After Alice falls down the rabbit-hole, she finds herself in a “metaphorical waiting room” as Ryan called it. While reading Alice, I had hurried through the first pages waiting for Alice to actually get to Wonderland, but after several of my classmates wrote posts about this passage I decided to go back and carefully read it again.

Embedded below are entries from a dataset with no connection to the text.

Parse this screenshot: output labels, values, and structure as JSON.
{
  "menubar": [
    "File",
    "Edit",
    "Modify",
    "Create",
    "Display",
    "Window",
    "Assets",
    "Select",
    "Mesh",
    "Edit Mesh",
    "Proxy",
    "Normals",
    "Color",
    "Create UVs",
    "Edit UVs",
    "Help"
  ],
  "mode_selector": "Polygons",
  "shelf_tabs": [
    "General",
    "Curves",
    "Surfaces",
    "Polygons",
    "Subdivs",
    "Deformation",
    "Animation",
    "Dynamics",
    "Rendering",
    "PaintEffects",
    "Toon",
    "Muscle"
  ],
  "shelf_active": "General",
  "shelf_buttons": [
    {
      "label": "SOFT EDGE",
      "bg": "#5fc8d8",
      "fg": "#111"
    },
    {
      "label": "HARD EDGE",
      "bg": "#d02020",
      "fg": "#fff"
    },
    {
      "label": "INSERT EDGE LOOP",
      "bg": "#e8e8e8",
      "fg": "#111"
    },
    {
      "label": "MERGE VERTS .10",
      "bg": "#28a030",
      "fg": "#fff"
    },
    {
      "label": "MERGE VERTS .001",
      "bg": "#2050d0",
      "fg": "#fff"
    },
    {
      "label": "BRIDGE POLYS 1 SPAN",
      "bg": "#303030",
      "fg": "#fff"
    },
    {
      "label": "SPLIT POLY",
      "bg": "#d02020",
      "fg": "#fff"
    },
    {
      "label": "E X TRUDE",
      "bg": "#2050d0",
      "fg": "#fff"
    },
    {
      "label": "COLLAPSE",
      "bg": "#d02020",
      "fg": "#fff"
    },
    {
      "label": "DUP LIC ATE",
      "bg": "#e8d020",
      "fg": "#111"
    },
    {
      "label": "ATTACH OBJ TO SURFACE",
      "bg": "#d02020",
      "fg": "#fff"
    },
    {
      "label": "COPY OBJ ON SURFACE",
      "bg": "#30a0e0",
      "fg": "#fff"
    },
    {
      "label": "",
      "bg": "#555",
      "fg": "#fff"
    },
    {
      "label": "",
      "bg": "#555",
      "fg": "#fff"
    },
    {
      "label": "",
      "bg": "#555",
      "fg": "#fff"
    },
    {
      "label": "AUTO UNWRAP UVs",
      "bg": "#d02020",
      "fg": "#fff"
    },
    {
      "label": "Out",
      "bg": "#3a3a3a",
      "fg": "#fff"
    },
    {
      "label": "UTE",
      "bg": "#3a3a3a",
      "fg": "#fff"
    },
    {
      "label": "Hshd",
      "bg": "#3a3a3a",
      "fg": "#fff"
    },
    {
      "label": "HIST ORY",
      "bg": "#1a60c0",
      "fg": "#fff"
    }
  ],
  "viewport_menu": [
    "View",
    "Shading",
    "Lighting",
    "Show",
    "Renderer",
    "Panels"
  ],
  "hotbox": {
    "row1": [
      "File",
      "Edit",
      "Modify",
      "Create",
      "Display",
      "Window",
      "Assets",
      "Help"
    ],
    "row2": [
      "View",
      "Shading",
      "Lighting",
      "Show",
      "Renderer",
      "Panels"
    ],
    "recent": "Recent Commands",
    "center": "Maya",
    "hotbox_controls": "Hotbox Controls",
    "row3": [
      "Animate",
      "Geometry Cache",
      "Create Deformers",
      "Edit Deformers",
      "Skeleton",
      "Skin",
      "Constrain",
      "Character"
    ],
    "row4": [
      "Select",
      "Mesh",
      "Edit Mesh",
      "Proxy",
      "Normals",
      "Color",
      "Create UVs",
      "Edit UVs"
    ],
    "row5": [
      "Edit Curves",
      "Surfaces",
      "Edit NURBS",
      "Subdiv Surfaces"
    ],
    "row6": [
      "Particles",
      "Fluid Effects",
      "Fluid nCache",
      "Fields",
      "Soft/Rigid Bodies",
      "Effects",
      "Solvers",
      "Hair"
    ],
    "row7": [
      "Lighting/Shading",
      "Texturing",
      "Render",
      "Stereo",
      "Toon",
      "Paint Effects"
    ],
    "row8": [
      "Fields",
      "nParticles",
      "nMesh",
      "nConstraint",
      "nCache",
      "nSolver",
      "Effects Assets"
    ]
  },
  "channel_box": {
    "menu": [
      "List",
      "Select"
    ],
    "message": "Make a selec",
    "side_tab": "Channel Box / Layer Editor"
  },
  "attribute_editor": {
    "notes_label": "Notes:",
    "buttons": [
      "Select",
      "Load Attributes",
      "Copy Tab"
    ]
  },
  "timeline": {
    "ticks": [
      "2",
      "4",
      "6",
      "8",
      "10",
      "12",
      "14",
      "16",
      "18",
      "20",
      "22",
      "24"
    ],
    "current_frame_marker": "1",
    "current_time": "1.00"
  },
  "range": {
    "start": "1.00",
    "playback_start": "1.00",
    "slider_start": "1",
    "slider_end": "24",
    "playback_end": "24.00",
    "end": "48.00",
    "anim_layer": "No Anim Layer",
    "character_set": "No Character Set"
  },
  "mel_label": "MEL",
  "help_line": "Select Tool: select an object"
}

Upon a second reading, combined with Ryan’s post, I realized that the scene greatly reminded me of C. S. Lewis’ The Magician’s Nephew. In that book, Digory and Polly, the main characters, find themselves in a forest filled with pools that lead to other worlds. Digory calls it “a sort of in-between place” saying that it “isn’t in any of the worlds, but once you’ve found that place you can get into them all.” Alice also found herself in an in-between place, or a waiting room, or whatever you may call it. Like in Alice, the normal laws of physics do not seem to apply to the in-between place of The Magician’s Nephew. Digory, after leaving the pool of water he entered into the in-between place through, finds himself completely dry, despite the fact that he had been submerged in a pool of water. Also, he was not out of breath, as you might expect some one to be when they have been underwater for a while.
I am curious if this scene and similar ones, such as Jack’s grove from The Nightmare Before Christmas mentioned in Ryan’s post, are inspired by Lewis Carroll’s hallway in Alice’s Adventures in Wonderland.